Why I Got the Shingles Vaccine
Correction: An earlier version of this article incorrectly stated that Shingrix was a live vaccine.
Live or dead vaccines?
People with multiple sclerosis will, at some point, be faced with a Hamlet-like dilemma: To vaccinate or not to vaccinate? But that is not the only question.
Vaccines come in live and dead forms. If you have been getting seasonal flu vaccines then you probably know that most preparations use the dead virus. The consensus among medical professionals is that dead vaccines are safe for everyone, including those with MS, while live ones might be risky depending on your medical profile. But how do you know what vaccines are live and which are dead?

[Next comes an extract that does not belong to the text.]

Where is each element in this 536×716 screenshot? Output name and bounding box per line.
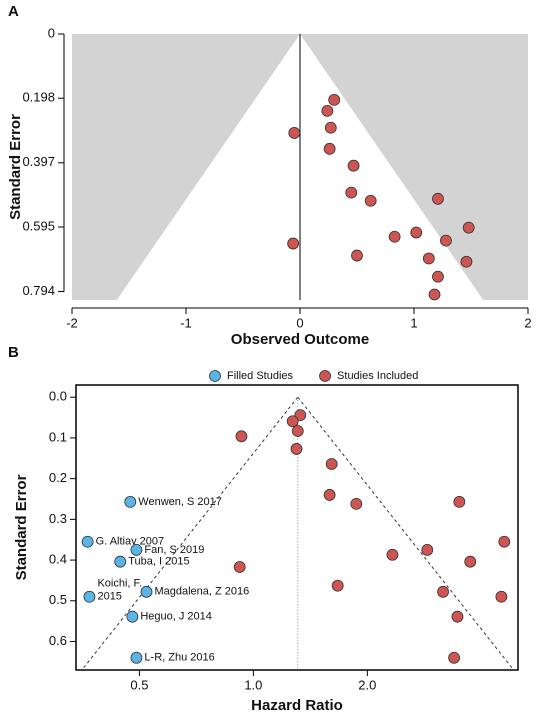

Reputable organizations such as The National Multiple Sclerosis Society publish lists of vaccines that use one or the other and a peer-reviewed annotation of their risks and warnings. Your doctor is another good resource for that kind of information. Your local pharmacist is an excellent resource as well. Pharmacies are often where we’ll get the majority of our vaccinations. A pharmacy is where I got my mine.
Making a decision
My decision to get a shingles vaccine was both spontaneous and well thought out over a long period of time. Years ago, I knew I wanted to avoid getting shingles. There were people all around me that told their horror stories about how it hurt, how long it lasted, and their continuing battle with post-herpetic neuralgia: nerve pain that lingers long after the shingles outbreak has healed. And although it is considered an older person’s medical condition, those I knew who had it were younger people. The age-related piece of it is that the risk increases with age: one in three people age 60 and older will develop shingles. One in three. I didn’t like those odds at all. But when I researched the only shingles vaccine available back then—Zostavax, a live, attenuated virus vaccine—its protective effects seemed less than stellar. It reduced the likelihood of contracting shingles by 51 percent and post-herpetic neuralgia (PHN) by 67 percent in people 60 and older—and it only lasts for five years. In my late fifties at the time, I decided to hold off.
A new option
Shingrix, a new and more effective shingles vaccine, came on the market in late 2017. It requires two shots, the second one to be given two to six months after the first. It is 97% effective in reducing the likelihood of contracting shingles. Unlike Zostavax, this newer vaccine uses a dead virus. Moreover, two shots of Shingrix will provide lifetime protection. I decided that was the one for me. But despite the fact that it uses a dead virus, is it safe?
Is it safe?
The Centers for Disease Control says yes, but with a caveat. Pregnant women should avoid the vaccine, as well as those who have experienced allergic reactions to the ingredients in Shingrix. If your immune system has been weakened by HIV/AIDS then the shingles vaccine would be highly risky. If you are taking an immune therapy that has greatly compromised your immune system, drugs such as steroids, cancer chemo, Cytoxan, Imuran, Rheumatrex, and Novantrone, then you’ll want to consult your medical team before making a decision. In fact, getting your doctors’ opinions about Shingrix is a valuable piece to consider before making the decision to get vaccinated.
Most MS disease-modifying drugs are immunosuppressants, and a number of experts claim they do not weaken our immune systems as to make a live virus a danger. However, it’s best to check with the doctor that is treating your MS first. Back when I thought any shingles vaccine would be a live virus, I did not ask my doctors for the go-ahead first, deciding that the risk was worth taking. When I got the vaccine in August, I’d recently had blood work done and all my numbers are in the normal range.
I called my primary care doc to give me the shot, but the office staffer told me they aren’t allowed to stock Shingrix and I should go to a pharmacy for the vaccine. I had to call four pharmacies before I found one that had the vaccine in stock, two cities away. My peace of mind was worth the drive.
Side effects from the vaccine
Since Shingrix is administered via intramuscular injection, I experienced muscle soreness at the injection site the next day along with all-over weakness and fatigue. Today is the day after that and my sore arm feels much better; the weakness and fatigue have resolved. Other possible minor side effects include a rash at the injection site and itching. A two-shot procedure, my second injection will be two months down the road commencing on September 30, 2018. Those two doses of the vaccine will protect me from shingles for the rest of my life.
If you are considering getting the shingles vaccine, it is possible that you will be challenged like I was to actually find one. Demand has exceeded supply ever since it was approved in October, 2017, so suppliers send small amounts to pharmacies and doctors only sporadically. Be prepared to make a few phone calls and do some sleuthing. If the pharmacies you call seem to blow you off and don’t recommend where else to call, I suggest being assertive and asking them for ideas. They’re busy and generally apathetic and distracted.
The shingles vaccine might not be a priority for you, nor a concern. But as you near the age of 60, I urge you to give it more thought with feedback from your medical team and local pharmacists.